Não sei, na verdade. Apenas estou especulando. Mas é sempre a mesma coisa. Posso ver que ambos têm uma visão muito clara de como o outro deveria ser, e agora estão magoados com suas próprias construções panorâmicas em relação ao par que escolheram de olhos fechados.
Casais assim estão por toda parte, só trocam o tópico de discussão. Hoje são sapatos, amanhã é porque eles têm frequentado mais a casa da mãe dela do que a dele, ou porque ela acha impraticável trepar todos os dias e ele não, ou porque ele ficou transtornado porque ela não ficou tocada com a quinta sinfonia de Beethoven, ou porque ela anda meio com vontade de escalar a Cordilheira dos Andes, mas tem medo de propor o desafio porque ele é meio bobão e careta. Esses defeitos tiranos que a gente planta no outro, quando precisamos de absolvição prévia para as besteiras que começaremos a realizar nos horários de almoço, geralmente às quintas-feiras, o dia mundial da infidelidade. É quando cai a ficha e passamos a fermentar pensamentos marxistas, do tipo se-essa-pessoa-fosse-tão-maravilhosa-assim-não-estaria-namorando-comigo e outros raciocínios na mesma linha.
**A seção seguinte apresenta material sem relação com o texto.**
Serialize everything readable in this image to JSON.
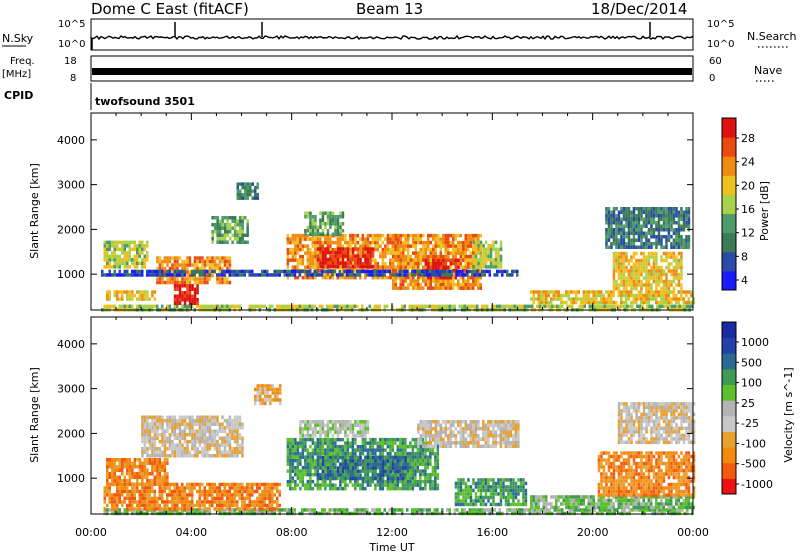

É até engraçado. É como se fosse uma encenação teatral anti-matrimônio que o Ministério da Saúde ou o da Educação organizou na semana de prevenção contra as doenças conjugalmente transmissíveis. Antes de Juliete, eu só havia me apaixonado uma vez na vida, e esse alguém foi Dublin, a cidade, que conheci através das fotografias que uma garota com quem andei saindo trouxe de lá. James Joyce, Rúgbi, Dia de São Patrício, Bono Vox, Irish Coffee (que lá o povo refere-se apenas como café) era tudo que eu sabia sobre o país, e mesmo assim estava contiguamente encantado, movendo a grana que fosse para embarcar no primeiro voo. Somos desse jeito, nos apaixonamos por quem não conhecemos, e depois que chegamos lá, ficamos manifestamente irritados com os sapatos do amado. Tudo isso porque, no fim da viagem, percebemos que o outro não era aquilo que nos faltava.
Aposto, foi essa a conclusão do Casalzinho Mais Irritado Do Mundo e estou com pena deles. Ela descobriu que ele não é seu porto seguro, apenas um país estrangeiro, e vice-versa. Nenhum dos dois, ao embarcar, sequer cogitou que a língua era difícil de acompanhar e que os hábitos nativos são simplesmente rígidos e imbecis. Mas vamos cometer o mesmo erro toda vez, ninguém amaria ninguém se não houvessem essas lacunas tenebrosas dentro de nós mesmos. Algumas pessoas, quando sentem essa vontade de sabe-se-lá-o-quê, fumam um cigarro ou fogem para a Irlanda. Outras resolvem sair na rua e pedir alguém em namoro. Não entendo. Tem gente que não consegue se afeiçoar à própria mãe e acha que vai amar até a morte um sujeito qualquer que conheceu no banheiro de uma festa idiota.